Comment se passe la vente des actifs/ la liquidation de l’entreprise ?
Si l’assemblée des créanciers décide de ne pas poursuivre l’activité de l’entreprise, l’administrateur judiciaire procède à la mise en vente de la masse des actifs (§ 159 InsO). La vente peut prendre la forme d’une vente de gré à gré de certains éléments d’actif par l’administrateur judiciaire ou par des agents mandatés à cet effet (« Verwerter »), voire d’une adjudication.
La cession de l’entreprise dans son ensemble ou d’un établissement de l’entreprise requiert l’approbation du comité des créanciers ou de l’assemblée des créanciers.
Comment se passe le recouvrement de créances ?
Fait également partie de la vente de la masse des actifs, au sens large, le recouvrement de créances à l’encontre de tiers débiteurs et/ou de débiteurs. Les débiteurs sont invités, au moment de l’ouverture de la procédure collective, à ne plus procéder à des paiements auprès du créancier (la société en redressement judiciaire), mais uniquement auprès de l’administrateur judiciaire.
Les transferts d’actifs opérés avant la date d’ouverture de la procédure collective peuvent-ils faire l’objet d’une contestation ?
Les transferts d’actifs effectués ou tolérés par le débiteur avant l’ouverture de la procédure collective peuvent faire l’objet d’une contestation de la part de l’administrateur judiciaire (§ 128 et suivants InsO) et donner lieu à une réintégration des actifs après l’ouverture de la procédure. Exemple : le débiteur a fait don d’un bien à un proche avant l’ouverture de la procédure collective.
Comment la masse des actifs est-elle répartie et comment la procédure collective est-elle clôturée ?
Si la masse des actifs est suffisante et si les dettes sur la masse sont payées, on procède à des répartitions du solde entre les créanciers. Il a lieu en général une répartition finale (§ 196 InsO) qui peut, dans certains cas particuliers et lorsque le patrimoine financier est suffisant, être précédée par une avance sur répartition (§ 187 al. 1 InsO). La répartition finale, effectuée sur la base d’un état final des actifs établi par l’administrateur judiciaire, a lieu en accord avec le tribunal (§ 196 InsO). En cas d’accord, le tribunal fixe la date pour une audience finale (§ 197 InsO) en vue de discuter de la facture finale de l’administrateur judiciaire et, le cas échéant, de former toutes réclamations concernant l’état final des actifs.

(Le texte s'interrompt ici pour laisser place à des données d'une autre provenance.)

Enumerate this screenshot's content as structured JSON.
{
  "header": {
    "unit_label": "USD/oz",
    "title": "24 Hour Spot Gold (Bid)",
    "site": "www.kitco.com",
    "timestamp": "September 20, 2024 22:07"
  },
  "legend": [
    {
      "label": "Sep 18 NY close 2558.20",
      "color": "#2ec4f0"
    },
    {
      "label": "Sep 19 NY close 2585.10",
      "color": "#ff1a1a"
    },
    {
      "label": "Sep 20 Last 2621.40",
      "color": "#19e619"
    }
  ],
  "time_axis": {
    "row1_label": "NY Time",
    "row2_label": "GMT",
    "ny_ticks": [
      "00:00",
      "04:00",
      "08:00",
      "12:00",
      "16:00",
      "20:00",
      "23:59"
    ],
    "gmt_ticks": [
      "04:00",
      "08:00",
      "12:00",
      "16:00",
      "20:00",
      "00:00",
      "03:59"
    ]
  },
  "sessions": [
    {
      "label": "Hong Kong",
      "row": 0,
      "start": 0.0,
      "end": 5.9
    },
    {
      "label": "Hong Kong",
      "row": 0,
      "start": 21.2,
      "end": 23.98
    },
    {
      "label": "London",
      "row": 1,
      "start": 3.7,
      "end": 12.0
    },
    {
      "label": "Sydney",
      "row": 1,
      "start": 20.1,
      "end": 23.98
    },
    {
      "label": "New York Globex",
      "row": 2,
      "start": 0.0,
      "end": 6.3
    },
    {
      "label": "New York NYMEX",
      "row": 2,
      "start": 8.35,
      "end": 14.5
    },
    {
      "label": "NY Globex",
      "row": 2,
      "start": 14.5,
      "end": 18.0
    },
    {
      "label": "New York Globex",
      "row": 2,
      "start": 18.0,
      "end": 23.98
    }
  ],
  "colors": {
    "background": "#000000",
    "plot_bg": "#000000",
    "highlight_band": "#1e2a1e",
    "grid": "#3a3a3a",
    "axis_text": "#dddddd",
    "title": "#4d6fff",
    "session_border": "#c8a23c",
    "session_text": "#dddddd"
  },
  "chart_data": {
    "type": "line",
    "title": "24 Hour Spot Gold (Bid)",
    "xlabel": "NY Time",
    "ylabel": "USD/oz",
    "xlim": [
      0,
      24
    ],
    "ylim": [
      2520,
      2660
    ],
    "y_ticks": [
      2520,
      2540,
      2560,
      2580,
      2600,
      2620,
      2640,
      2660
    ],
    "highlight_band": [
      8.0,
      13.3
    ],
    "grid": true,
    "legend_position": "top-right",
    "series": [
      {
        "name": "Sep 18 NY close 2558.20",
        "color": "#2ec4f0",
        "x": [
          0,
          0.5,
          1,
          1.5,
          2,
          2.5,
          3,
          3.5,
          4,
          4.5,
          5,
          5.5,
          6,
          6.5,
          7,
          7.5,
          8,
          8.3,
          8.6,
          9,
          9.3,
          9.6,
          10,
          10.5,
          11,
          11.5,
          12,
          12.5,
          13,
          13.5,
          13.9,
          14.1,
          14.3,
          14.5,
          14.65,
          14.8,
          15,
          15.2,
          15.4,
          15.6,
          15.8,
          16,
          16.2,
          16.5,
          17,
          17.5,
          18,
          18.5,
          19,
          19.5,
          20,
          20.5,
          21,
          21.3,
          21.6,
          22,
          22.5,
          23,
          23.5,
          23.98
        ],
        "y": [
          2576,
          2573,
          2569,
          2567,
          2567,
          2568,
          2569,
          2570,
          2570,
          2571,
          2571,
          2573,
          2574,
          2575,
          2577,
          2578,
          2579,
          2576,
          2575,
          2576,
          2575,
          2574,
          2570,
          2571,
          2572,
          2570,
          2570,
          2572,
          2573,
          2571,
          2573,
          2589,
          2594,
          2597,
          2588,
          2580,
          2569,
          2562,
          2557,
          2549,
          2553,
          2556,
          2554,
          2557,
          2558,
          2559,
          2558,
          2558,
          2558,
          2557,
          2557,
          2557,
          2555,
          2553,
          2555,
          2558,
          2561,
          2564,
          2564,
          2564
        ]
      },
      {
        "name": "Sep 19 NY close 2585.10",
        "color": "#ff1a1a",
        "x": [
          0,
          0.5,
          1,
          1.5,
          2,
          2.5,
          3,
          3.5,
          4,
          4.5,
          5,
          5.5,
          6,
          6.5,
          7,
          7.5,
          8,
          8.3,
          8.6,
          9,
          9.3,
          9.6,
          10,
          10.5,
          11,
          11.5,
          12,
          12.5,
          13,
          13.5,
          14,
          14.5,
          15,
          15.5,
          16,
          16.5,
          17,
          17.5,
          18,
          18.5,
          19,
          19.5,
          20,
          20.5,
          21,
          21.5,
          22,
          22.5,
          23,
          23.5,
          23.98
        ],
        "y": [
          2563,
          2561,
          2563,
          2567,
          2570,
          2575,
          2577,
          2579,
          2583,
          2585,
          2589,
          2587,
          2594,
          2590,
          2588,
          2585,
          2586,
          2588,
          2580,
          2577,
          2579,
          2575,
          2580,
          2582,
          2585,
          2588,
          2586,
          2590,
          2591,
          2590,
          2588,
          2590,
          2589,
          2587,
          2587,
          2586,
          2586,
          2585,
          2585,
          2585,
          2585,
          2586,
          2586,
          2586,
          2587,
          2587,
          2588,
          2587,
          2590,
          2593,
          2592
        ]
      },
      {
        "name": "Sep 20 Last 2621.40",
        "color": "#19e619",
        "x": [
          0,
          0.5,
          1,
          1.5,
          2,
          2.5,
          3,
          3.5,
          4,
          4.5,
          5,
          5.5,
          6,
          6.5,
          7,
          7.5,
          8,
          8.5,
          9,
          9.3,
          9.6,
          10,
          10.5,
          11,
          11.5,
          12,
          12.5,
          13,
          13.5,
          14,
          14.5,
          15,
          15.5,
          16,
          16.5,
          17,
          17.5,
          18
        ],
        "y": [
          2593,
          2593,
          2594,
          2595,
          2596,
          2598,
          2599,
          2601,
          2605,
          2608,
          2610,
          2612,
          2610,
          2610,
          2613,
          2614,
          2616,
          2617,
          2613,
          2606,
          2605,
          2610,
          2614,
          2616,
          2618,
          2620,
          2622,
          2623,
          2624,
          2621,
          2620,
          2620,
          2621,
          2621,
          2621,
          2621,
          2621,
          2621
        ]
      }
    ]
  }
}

Ce n’est qu’à l’issue de cette étape que sont effectués les versements aux créanciers. La réalisation de la répartition finale marque la clôture de la procédure collective (§ 200 InsO). Dans de rares cas, il est encore procédé à des répartitions après l’audience finale si, contre toute attente, des actifs sont découverts (§ 203 InsO).
Après la clôture de la procédure collective régulière, il n’existe plus de patrimoine social et la société insolvable est alors radiée d’office du registre du commerce (§ 141a FGG, loi allemande sur les matières relevant de la juridiction gracieuse).